Regarding the use of home NIV in patients with COPD and hypercapnia, evidence is accumulating from both metanalysis and randomized controlled clinical trials that home NIV may reduce admissions and improve survival. Wilson and colleagues performed a meta-analysis of patients with COPD and hypercapnia and found that home NIV, compared with no device, was associated with lower risk of mortality (22.31% vs 28.57%; risk difference [RD], −5.53% [95% CI, −10.29 to −0.76%]; odds ratio [OR], 0.66 [95% CI, 0.51–0.87]; p = .003; 13 studies; 1423 patients; strength of evidence [SOE], moderate), hospital admissions and intubation [13]. The American Thoracic Society guidelines now suggest the use of nocturnal NIV in addition to usual care for patients with chronic stable hypercapnic COPD [14]. Our data show a trend towards improved survival over 9-year follow-up in patients using home NIV, and this adds to the growing body of evidence for the use of home NIV in patients with COPD and hypercapnia.

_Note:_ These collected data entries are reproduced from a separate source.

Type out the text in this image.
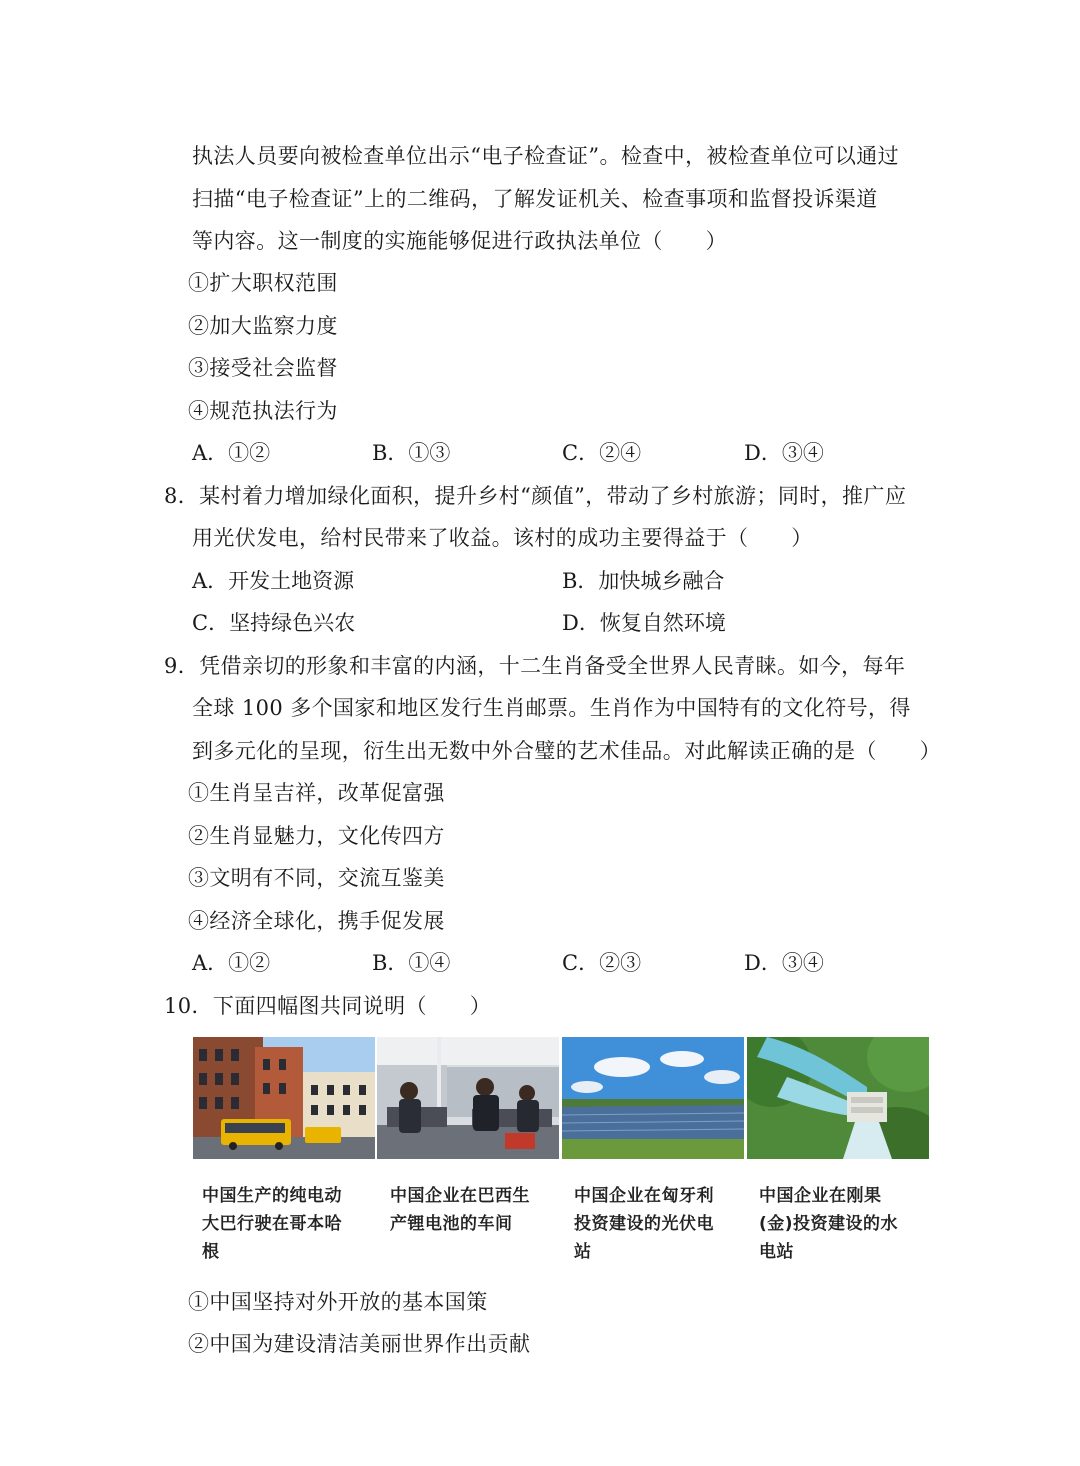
执法人员要向被检查单位出示“电子检查证”。检查中，被检查单位可以通过
扫描“电子检查证”上的二维码，了解发证机关、检查事项和监督投诉渠道
等内容。这一制度的实施能够促进行政执法单位（　　）
①扩大职权范围
②加大监察力度
③接受社会监督
④规范执法行为
A．①②	B．①③	C．②④	D．③④
8．某村着力增加绿化面积，提升乡村“颜值”，带动了乡村旅游；同时，推广应
用光伏发电，给村民带来了收益。该村的成功主要得益于（　　）
A．开发土地资源	B．加快城乡融合
C．坚持绿色兴农	D．恢复自然环境
9．凭借亲切的形象和丰富的内涵，十二生肖备受全世界人民青睐。如今，每年
全球 100 多个国家和地区发行生肖邮票。生肖作为中国特有的文化符号，得
到多元化的呈现，衍生出无数中外合璧的艺术佳品。对此解读正确的是（　　）
①生肖呈吉祥，改革促富强
②生肖显魅力，文化传四方
③文明有不同，交流互鉴美
④经济全球化，携手促发展
A．①②	B．①④	C．②③	D．③④
10．下面四幅图共同说明（　　）
中国生产的纯电动
大巴行驶在哥本哈
根
中国企业在巴西生
产锂电池的车间
中国企业在匈牙利
投资建设的光伏电
站
中国企业在刚果
(金)投资建设的水
电站
①中国坚持对外开放的基本国策
②中国为建设清洁美丽世界作出贡献
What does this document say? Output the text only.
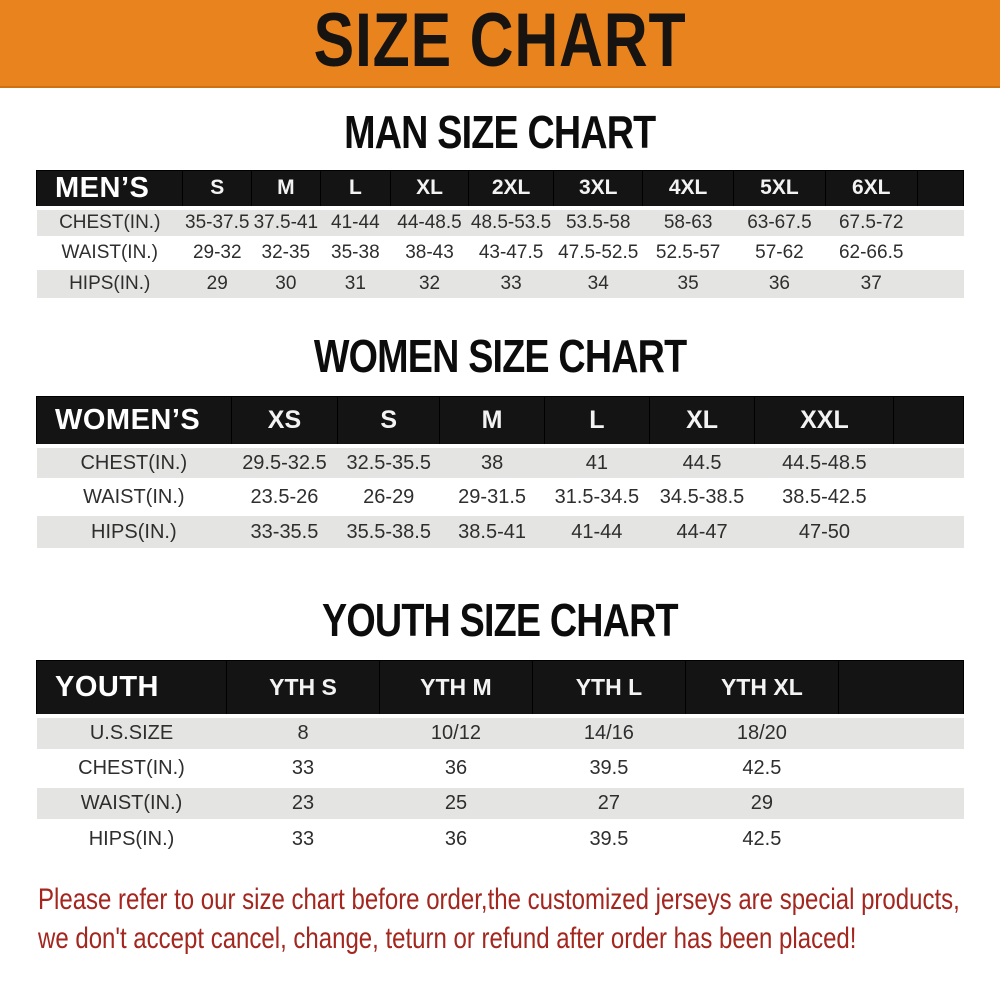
SIZE CHART
MAN SIZE CHART
MEN’S	S	M	L	XL	2XL	3XL	4XL	5XL	6XL	
CHEST(IN.)	35-37.5	37.5-41	41-44	44-48.5	48.5-53.5	53.5-58	58-63	63-67.5	67.5-72	
WAIST(IN.)	29-32	32-35	35-38	38-43	43-47.5	47.5-52.5	52.5-57	57-62	62-66.5	
HIPS(IN.)	29	30	31	32	33	34	35	36	37	
WOMEN SIZE CHART
WOMEN’S	XS	S	M	L	XL	XXL	
CHEST(IN.)	29.5-32.5	32.5-35.5	38	41	44.5	44.5-48.5	
WAIST(IN.)	23.5-26	26-29	29-31.5	31.5-34.5	34.5-38.5	38.5-42.5	
HIPS(IN.)	33-35.5	35.5-38.5	38.5-41	41-44	44-47	47-50	
YOUTH SIZE CHART
YOUTH	YTH S	YTH M	YTH L	YTH XL	
U.S.SIZE	8	10/12	14/16	18/20	
CHEST(IN.)	33	36	39.5	42.5	
WAIST(IN.)	23	25	27	29	
HIPS(IN.)	33	36	39.5	42.5	
Please refer to our size chart before order,the customized jerseys are special products,
we don't accept cancel, change, teturn or refund after order has been placed!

This study was a retrospective, single-centre observational study without a comparator group and results need to be taken within this context; however, despite this, we feel that it adds value to the field. Survival in COPD is poor overall. Five-year survival in patients with COPD was 79% compared to 95% survival in controls with unobstructed pulmonary function tests matched for age, comorbidities and smoking history [15]. In a recent study which aimed to determine whether long-term NIV (LT-NIV) initiated after an admission with acute hypercapnic respiratory failure (AHRF) can affect survival and admission rate in COPD patients, time to readmission with AHRF or death within 12 months was numerically smaller in the LT-NIV group, however did not reach significance [16]. The poor 9-year survival in our cohort once likely reflects the high mortality associated with exacerbations causing hypercapnic respiratory failure in patients with COPD. The cohort of patients with more exacerbations leading to hypercapnic respiratory failure had a lower survival; however, the numbers in this study were likely too small to produce a significant result.

Conclusion

This study highlights the long-term mortality in patients with COPD admitted with hypercapnic respiratory failure requiring NIV and correlates with prior studies. Increasing age and lower serum albumin are associated with increased mortality. Home NIV may have a protective long-term survival benefit in patients with COPD who have been admitted for acute NIV. Serum albumin could also be a potentially useful predictive biomarker of survival in this context.